Alerte sur des métiers en voie de disparition

Robot et humain
Le 1 octobre 2018

On sait que la diffusion d’une innovation dans l’économie peut provoquer la disparition de certains métiers et en faire émerger de nouveaux. Une étude de l’Institut Sapiens publiée récemment, sous le titre sans ambiguïté « Top 5 des métiers en voie de disparition », traite de ceux qui sont à la fois directement remis en question par une technologie et ont vu leurs effectifs diminuer depuis 30 ans.

Organisme à but non lucratif, l’Institut Sapiens se présente comme une « think tech » modernisant l’approche des think tanks traditionnels. Ses fondateurs (Olivier Babeau, Laurent Alexandre et Dominique Calmels) souhaitent innover par les méthodes, l’ancrage territorial et la diversité des intervenants, pour mieux penser les enjeux du XXI° siècle.

L’étude rappelle que, s’il existe une alternative technologique à un emploi humain, celle-ci sera systématiquement choisie, dans une optique de gain de productivité. Le remplacement de l’homme par la machine est alimenté par l’automatisation qui génère de la croissance par une augmentation des gains de productivité.

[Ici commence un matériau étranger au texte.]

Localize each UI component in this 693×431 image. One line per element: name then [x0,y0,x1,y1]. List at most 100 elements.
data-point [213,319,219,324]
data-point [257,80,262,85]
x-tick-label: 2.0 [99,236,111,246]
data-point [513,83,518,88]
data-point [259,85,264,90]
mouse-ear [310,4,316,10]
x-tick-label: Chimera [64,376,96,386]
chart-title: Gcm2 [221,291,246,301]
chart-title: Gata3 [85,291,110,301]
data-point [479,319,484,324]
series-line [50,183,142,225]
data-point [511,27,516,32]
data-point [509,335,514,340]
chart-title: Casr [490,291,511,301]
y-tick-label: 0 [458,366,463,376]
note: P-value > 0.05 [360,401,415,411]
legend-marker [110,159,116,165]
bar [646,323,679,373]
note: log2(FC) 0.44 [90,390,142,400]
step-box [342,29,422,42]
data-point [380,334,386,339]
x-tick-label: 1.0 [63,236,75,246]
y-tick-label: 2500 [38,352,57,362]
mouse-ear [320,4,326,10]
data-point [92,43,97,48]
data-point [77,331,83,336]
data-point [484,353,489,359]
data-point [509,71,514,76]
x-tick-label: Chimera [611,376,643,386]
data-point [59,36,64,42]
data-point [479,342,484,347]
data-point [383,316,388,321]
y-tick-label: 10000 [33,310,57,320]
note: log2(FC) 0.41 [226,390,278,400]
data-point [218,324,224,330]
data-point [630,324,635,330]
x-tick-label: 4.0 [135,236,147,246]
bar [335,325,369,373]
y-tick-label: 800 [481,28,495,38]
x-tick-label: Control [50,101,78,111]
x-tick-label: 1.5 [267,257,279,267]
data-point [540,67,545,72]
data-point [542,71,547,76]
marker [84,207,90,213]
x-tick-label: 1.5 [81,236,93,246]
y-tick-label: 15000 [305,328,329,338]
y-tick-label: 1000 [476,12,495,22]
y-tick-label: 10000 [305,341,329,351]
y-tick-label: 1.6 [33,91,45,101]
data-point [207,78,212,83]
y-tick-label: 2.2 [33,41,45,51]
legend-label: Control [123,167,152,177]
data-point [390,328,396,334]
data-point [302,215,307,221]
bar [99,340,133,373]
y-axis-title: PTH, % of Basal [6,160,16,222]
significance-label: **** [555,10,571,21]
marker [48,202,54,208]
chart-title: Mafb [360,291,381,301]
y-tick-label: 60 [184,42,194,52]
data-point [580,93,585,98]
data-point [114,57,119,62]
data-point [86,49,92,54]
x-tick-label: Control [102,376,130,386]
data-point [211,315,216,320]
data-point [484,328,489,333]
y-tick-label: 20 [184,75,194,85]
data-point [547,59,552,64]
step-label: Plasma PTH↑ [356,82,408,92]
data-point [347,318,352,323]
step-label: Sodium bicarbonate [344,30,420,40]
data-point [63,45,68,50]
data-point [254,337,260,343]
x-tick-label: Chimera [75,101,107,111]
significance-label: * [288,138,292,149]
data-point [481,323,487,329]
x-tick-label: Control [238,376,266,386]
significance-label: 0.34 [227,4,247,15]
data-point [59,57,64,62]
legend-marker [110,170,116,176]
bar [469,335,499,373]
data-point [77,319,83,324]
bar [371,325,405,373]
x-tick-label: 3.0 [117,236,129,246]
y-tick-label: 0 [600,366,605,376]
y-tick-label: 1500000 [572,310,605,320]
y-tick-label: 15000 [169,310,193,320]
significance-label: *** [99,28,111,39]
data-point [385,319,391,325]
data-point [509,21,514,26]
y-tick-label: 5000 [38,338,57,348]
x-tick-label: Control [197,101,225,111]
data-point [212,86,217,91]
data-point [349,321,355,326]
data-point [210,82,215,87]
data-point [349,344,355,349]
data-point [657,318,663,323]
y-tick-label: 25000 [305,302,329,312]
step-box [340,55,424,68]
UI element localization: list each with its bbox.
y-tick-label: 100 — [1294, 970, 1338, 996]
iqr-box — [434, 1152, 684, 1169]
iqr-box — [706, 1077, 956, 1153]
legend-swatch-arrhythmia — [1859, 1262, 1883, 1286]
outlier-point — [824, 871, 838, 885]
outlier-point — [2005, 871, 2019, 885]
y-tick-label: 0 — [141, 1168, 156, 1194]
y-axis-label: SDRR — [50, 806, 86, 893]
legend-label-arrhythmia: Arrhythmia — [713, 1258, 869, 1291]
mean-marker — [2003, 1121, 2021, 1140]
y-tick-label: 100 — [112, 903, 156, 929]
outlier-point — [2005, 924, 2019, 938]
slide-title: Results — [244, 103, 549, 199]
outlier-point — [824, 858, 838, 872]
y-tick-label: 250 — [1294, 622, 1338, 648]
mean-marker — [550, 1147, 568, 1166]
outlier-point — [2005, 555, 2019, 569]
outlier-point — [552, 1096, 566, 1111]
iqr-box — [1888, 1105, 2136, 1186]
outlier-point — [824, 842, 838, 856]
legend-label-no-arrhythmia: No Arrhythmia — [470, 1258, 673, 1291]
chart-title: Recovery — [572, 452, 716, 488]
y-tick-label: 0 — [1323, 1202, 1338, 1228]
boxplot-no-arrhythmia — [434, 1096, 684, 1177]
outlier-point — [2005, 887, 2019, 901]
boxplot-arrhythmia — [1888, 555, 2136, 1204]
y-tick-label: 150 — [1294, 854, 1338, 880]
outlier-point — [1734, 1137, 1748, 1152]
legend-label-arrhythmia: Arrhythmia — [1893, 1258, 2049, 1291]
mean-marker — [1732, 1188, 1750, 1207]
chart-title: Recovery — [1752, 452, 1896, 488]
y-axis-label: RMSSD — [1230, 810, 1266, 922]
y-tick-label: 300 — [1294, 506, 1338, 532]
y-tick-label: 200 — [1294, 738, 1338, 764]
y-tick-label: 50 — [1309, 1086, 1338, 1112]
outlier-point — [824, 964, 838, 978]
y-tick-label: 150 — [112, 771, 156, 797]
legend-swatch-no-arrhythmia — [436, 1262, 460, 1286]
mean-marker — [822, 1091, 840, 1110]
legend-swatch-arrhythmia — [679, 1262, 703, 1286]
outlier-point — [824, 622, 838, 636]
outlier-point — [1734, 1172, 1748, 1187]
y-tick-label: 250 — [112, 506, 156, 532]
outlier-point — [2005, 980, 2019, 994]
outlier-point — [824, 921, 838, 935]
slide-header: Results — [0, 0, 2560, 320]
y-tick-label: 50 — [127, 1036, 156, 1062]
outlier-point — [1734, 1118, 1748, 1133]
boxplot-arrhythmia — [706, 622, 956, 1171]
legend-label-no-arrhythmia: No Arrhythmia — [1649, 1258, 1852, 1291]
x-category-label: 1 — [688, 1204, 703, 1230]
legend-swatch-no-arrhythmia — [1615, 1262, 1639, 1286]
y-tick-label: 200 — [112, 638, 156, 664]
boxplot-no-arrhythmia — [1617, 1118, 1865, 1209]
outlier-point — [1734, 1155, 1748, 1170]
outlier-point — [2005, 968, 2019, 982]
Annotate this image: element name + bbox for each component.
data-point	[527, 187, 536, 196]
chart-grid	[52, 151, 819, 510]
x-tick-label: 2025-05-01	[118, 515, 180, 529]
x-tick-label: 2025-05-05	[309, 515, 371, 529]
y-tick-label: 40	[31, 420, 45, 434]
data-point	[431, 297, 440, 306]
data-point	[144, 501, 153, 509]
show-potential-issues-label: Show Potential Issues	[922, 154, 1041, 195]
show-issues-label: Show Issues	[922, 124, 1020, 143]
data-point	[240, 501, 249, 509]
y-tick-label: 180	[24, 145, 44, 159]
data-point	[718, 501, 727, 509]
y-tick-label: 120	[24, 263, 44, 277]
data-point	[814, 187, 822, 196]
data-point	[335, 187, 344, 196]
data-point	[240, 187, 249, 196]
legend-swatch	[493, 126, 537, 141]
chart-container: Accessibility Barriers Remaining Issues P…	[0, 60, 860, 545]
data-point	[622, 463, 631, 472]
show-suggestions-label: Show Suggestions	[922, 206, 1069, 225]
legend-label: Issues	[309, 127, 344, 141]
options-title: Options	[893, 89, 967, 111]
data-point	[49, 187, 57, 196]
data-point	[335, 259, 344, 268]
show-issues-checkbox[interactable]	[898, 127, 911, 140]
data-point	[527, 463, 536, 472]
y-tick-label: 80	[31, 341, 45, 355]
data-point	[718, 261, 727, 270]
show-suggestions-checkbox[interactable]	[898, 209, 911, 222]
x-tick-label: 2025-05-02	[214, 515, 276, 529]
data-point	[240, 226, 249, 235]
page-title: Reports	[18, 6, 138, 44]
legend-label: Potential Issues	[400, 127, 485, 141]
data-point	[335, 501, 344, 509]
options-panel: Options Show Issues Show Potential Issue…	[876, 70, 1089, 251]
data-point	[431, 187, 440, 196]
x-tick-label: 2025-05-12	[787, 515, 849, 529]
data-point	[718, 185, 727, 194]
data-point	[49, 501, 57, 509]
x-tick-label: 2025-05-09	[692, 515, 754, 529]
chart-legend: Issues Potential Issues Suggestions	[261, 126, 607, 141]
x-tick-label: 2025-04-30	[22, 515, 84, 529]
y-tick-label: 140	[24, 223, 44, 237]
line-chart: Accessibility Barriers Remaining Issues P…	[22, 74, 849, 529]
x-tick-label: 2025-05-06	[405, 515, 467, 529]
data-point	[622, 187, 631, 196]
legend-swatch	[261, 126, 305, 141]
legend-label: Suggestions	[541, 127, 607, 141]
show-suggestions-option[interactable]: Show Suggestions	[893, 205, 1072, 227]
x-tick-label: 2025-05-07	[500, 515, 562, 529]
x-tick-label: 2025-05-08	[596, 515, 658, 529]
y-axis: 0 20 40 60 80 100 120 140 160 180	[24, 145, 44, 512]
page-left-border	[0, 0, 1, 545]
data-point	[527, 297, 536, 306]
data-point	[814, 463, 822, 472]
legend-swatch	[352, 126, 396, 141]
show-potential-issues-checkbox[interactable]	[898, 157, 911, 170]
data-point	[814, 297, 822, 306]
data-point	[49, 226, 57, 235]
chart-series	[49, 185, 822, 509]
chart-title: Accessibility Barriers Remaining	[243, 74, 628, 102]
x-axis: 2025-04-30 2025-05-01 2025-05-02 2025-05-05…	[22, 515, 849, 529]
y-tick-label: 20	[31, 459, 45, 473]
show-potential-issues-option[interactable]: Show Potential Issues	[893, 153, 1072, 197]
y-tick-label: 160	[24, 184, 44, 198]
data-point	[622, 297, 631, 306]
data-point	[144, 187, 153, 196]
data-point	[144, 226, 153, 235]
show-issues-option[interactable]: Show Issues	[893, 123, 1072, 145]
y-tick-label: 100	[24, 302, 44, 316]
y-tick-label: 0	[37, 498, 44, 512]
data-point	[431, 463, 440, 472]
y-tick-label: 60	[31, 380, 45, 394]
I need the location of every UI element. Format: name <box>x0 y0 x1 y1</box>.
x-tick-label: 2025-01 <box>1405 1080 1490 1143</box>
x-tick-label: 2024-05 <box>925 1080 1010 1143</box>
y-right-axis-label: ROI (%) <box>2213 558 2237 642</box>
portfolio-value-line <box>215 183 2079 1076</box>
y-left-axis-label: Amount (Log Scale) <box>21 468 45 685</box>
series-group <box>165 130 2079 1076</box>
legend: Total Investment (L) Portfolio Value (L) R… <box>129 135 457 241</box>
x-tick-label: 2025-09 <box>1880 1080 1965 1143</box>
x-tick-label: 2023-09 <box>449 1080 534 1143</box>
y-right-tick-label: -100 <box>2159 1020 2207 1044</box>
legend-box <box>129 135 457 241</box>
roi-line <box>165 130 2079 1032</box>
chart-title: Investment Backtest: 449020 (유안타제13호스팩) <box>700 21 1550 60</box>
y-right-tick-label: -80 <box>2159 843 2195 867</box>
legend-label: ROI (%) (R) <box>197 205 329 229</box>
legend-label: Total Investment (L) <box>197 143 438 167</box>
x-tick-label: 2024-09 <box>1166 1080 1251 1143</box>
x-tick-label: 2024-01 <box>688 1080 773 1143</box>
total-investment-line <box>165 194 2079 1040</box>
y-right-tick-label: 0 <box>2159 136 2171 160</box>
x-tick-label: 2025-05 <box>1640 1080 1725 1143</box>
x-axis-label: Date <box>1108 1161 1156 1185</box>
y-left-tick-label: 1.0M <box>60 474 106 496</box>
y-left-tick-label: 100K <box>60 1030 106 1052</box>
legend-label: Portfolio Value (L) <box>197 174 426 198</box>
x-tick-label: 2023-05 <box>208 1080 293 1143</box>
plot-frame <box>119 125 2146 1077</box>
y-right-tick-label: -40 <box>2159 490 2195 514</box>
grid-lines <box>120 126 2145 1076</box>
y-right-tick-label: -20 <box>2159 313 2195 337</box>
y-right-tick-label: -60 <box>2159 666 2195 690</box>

Globalement, dans l’économie française, l’Institut a repéré près de 2,1 millions d’actifs appartenant à 5 métiers qui ont une forte probabilité de voir leur emploi disparaître dans les prochaines années. Ces métiers sont ceux ayant connu la plus forte diminution de leurs effectifs depuis 1986 : manutentionnaires, secrétaires de bureautique et de direction, employés de comptabilité, employés de la banque et de l’assurance et caissiers et employés de libre-service.

Vers la disparition du métier de comptable ?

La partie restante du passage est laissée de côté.